Ieri il Presidente degli Stati Uniti Obama è andato a Tampa, in Florida, al comando centrale CentCom, per ribadire che le truppe Usa partono per andare ad addestrare i soldati iracheni, e che “non hanno e non avranno istruzioni per partecipare al conflitto”. Dopo le affermazioni del generale Dempsey, che il giorno prima aveva risposto a una domanda in Senato sul coinvolgimento diretto di militari Usa sul terreno, il Presidente ha detto “agli uomini in divisa che non li impantanertà in un’altra guerra dall’esito incerto”, scrive Il Messagero. “Tocca alle popolazioni locali dell’Iraq e della Siria lottare per liberarsi della minaccia di uno stato islamico”.

Sul Corriere: “Il Presidente afferma che sono già 40 i Paesi della coalizione. ‘La battaglia contro l’Isis non è soltanto dell’America’. Ma Obama resta freddo sull’invio di truppe di terra. ‘Se i popoli non si battono per il loro destino, appena noi ci ritiriamo tutto torna come prima’”.

La Repubblica: “Obama smentisce i suoi generali: ‘Non invieremo truppe in Iraq’”. Lo ha spiegato di fronte a generali a quattro stelle e 1200 soldati del CentCom, il comando centrale di Tampa, in Florida.

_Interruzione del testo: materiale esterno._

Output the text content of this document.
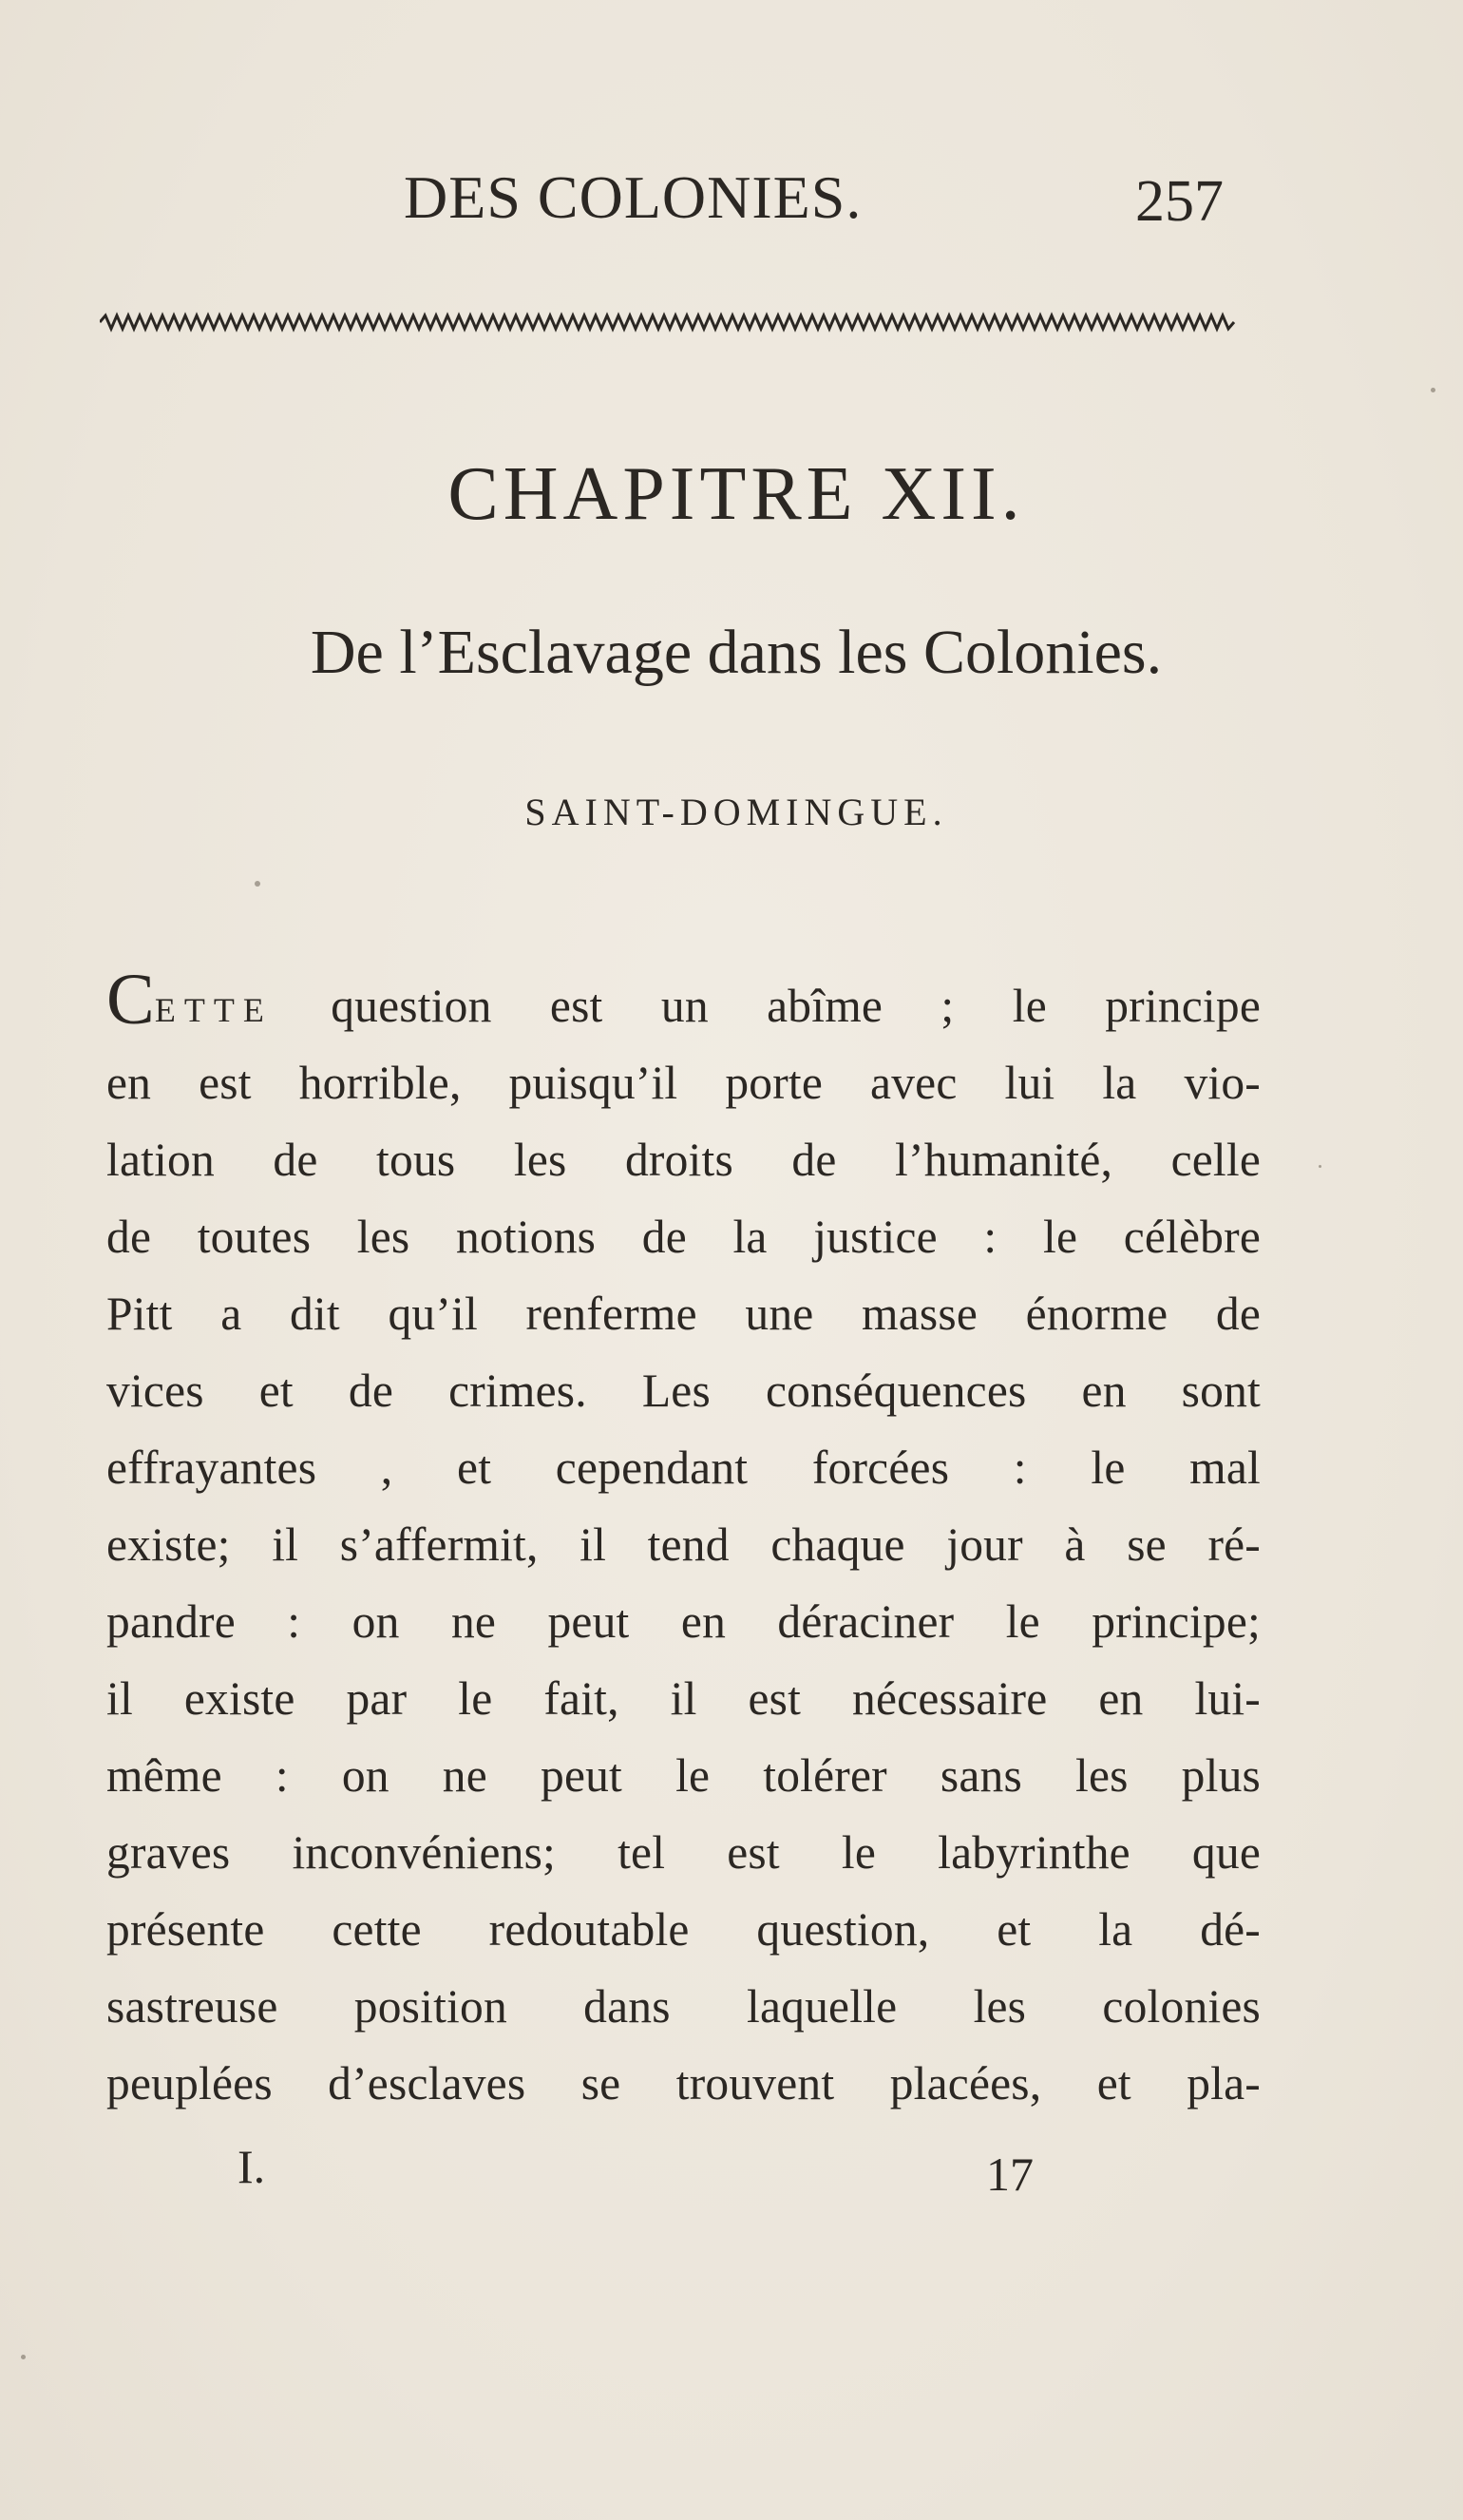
DES COLONIES.	257
CHAPITRE XII.
De l’Esclavage dans les Colonies.
SAINT-DOMINGUE.
CETTE question est un abîme ; le principe
en est horrible, puisqu’il porte avec lui la vio-
lation de tous les droits de l’humanité, celle
de toutes les notions de la justice : le célèbre
Pitt a dit qu’il renferme une masse énorme de
vices et de crimes. Les conséquences en sont
effrayantes , et cependant forcées : le mal
existe; il s’affermit, il tend chaque jour à se ré-
pandre : on ne peut en déraciner le principe;
il existe par le fait, il est nécessaire en lui-
même : on ne peut le tolérer sans les plus
graves inconvéniens; tel est le labyrinthe que
présente cette redoutable question, et la dé-
sastreuse position dans laquelle les colonies
peuplées d’esclaves se trouvent placées, et pla-
I.	17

La Stampa: “Nessun soldato in Iraq”, “Vertice con i militari al Cencom in Florida. Video dell’Isis: ‘Colpite New York e l’Europa’”. E si riferisce del video di propaganda diffuso dall’Isis: “la jihad imita Holliwood”. Montaggio mozzafiato, effetti speciali e immagini di esecuzioni di massa: il tutto realizzato come un trailer del cinema. “Isis in stile hollywoodiano”, titola La Stampa.
Il “caso” raccontato dalla corrispondente de La Stampa a Berlino, Tonia Mastrobuoni: “Dalla Germania a Baghdad, così Ahmet è diventato kamikaze per il Califfo”, “a luglio si è fatto saltare a un check point: 54 morti”.

E poi

Sul Corriere una pagina dedicata al “fronte del dissenso” rispetto alle “scelte di Francesco”. “Dopo il libro sui divorziati dei cinque cardinali. Silenzi e increspature alla vigilia del Sinodo”. Viene intervistato anche Elio Cirimbelli, “direttore del centro Asdi – assistenza separati e divorziati di Bolzano – che ha parlato con il Papa a margine dell’udienza generale un anno fa insieme alla moglie. “Gli ho detto: Santo Padre, noi per la Chiesa cattolica siamo una famiglia irregolare”. Il Papa gli ha detto: “Non preoccupatevi, la Chiesa non vi abbandona”.

Su Il Giornale: “La comunione ai divorziati. Cardinali divisi, parroci no. Il Papa apre sul sacramento ai separati e cinque porporati scrivono un libro contro. Ma già tanti sacerdoti lo concedono”.